La pratique du recensement

Les agents recenseurs sont parfois négligents.  Celui chargé de recenser la Croisette en 1911 oubliait souvent de mentionner le nom de naissance des mères de famille, oubli pénalisant pour les amateurs de généalogie. Mais d’autres erreurs sont plus graves car elles touchent au principe même du recensement, à savoir déterminer la population exacte d’une commune à un instant déterminé. Ainsi Noël Romary, le marchand de chaussures et cordonnier fort sympathique et bien connu des Ajolais d’un certain âge, qui était né en 1906, passera 2 fois dans le collimateur des agents recenseurs, une première fois chez un de ses oncles à la Croisette puis une seconde fois au domicile de ses parents aux Œuvres.  Pour qui a bien connu le personnage, rien de très étonnant, car il avait la réputation d’un bon vivant, toujours jovial et un tantinet blagueur.

Mais le grand intérêt pour le chercheur ou l’historien est la mention pour chacun des individus de sa profession. Naturellement le métier de cultivateur remporte la palme un peu partout sur toute l’étendue de la commune du Val-d’Ajol, sauf à Faymont, au Dandirand, à Outremont et Hamanxard où les ouvriers l’emportent à une très large majorité du fait de la proximité des usines et des « casernes » ou cités ouvrières.

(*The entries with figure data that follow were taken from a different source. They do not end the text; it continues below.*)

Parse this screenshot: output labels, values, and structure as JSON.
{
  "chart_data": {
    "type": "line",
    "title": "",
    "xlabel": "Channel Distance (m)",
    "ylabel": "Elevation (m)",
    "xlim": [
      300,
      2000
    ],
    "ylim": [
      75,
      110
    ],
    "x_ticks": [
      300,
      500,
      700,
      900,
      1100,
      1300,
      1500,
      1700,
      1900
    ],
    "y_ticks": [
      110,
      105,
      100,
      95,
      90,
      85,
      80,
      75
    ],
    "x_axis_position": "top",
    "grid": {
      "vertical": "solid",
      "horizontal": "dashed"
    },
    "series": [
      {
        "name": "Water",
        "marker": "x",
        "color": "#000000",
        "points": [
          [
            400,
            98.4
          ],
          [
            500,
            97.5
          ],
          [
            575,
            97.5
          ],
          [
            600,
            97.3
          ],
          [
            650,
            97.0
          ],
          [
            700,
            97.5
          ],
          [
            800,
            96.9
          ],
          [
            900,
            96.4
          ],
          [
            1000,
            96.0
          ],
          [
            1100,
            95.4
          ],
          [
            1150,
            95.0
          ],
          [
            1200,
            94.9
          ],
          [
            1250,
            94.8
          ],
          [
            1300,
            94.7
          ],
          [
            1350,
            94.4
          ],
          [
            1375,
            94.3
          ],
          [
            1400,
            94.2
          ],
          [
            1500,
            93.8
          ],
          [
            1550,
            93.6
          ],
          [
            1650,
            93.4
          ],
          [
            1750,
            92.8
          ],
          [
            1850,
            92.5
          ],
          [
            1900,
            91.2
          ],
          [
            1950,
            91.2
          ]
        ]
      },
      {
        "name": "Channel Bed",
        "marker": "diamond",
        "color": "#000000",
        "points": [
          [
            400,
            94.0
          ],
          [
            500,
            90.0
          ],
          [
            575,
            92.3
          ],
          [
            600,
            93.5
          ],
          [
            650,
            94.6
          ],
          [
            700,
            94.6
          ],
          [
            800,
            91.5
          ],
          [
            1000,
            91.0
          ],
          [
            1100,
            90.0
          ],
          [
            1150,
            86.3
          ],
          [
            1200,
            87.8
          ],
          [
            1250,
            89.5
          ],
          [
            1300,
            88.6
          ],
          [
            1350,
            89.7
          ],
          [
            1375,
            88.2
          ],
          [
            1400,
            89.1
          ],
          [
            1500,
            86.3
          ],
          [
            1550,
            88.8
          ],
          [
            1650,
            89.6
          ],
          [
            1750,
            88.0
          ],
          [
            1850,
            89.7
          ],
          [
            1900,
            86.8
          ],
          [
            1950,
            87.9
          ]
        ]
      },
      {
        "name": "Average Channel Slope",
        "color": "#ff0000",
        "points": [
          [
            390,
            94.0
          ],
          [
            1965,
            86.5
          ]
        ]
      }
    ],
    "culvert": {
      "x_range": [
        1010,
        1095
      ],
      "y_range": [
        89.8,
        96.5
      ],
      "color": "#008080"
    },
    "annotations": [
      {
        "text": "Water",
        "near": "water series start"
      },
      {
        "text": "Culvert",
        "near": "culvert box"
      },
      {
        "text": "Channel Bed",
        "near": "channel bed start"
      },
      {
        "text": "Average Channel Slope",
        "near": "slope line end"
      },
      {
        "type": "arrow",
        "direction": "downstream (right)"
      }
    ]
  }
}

Mais souvent, y compris dans les fermes ainsi que dans les cités ouvrières de cette période, si les chefs de famille sont dits cultivateurs ou ouvriers, de nombreuses femmes sont dites brodeuses. 

Il existe par ailleurs, du moins au centre du village, de nombreuses couturières ou modistes, le plus souvent célibataires.

Enfin, ces recensements donnent une idée de l’abondance des artisans notamment des forgerons, sabotiers, menuisiers et charpentiers. Chaque section avait son maréchal-ferrant. Mais le chiffre le plus étonnant est sans doute le nombre de bistrots, auberges, cabarets, cafés ou débitants. Il en existe sur la commune en 1906 plus d’une centaine. Là encore chaque section avait son café qui faisait parfois un peu d’épicerie. Enfin si chaque section peu s’enorgueillir d’avoir son café en 1900, chaque entrée d’usine avait obligatoirement le sien.

Une telle abondance n’est pas exceptionnelle.  Des statistiques nationales font la démonstration que la norme était d’un café pour 80 habitants.

Au Champ de Fougerolles qui ne comptait qu’une dizaine de fermes, il y eut autrefois 4 bistrots. Une telle abondance se justifie pourtant par le nombre de paysans des « Hauts » qui devaient couper les foins dans la « Plaine », à la faux. Et de juin à septembre, il fait chaud ce qui assèche

les larynx les plus sobres.  En ce temps-là, chaque cultivateur de Croslières, du Prémourey, de Beaumont, de la Croisette ou de la Chaume avait au moins une parcelle de prairie dans la vallée où l’herbe était plus abondante et plus grasse.

L’un des bistrots du Champ n’était d’ailleurs que saisonnier. Il ne présentait en effet aucun intérêt l’hiver.  

L’étude des recensements permet aussi de se faire une idée de l’immigration.  Si les étrangers sont peu nombreux jusque 1850, leur nombre croit rapidement dans la seconde moitié du 19e. En effet, les grands chantiers comme la construction des voies ferrées ou de routes, l’aménagement des canaux de navigation, la construction de nombreux forts après la défaite de 1871 sont un appel d’air irréversible. D’autre part, le développement de l’industrie dans la vallée mobilise de nombreux entrepreneurs tels les Vaubourg et Lentsch qui seront des précurseurs avec leurs ouvriers italiens, suisses et parfois autrichiens.  La présence de cette population d’ouvriers souvent coupés de leur famille fait parfois la une des journaux de l’époque.  La consommation d’alcool est en effet la cause de nombreuses bagarres chaque fin de semaine, lorsque les ouvriers percevaient leu salaire.

En 1874, le maire qui s’inquiète de cette évolution des mœurs fait voter l’installation d’une gendarmerie au Val-d’Ajol au motif que le commun compte désormais plus de 2.000 ouvriers avec un fort pourcentage d’étrangers.  Enfin en 1881, le conseil municipal décide de supprimer les traditionnels affouages vu qu’une population de plus en plus importante a quitté la campagne pour mener une vie plus urbaine.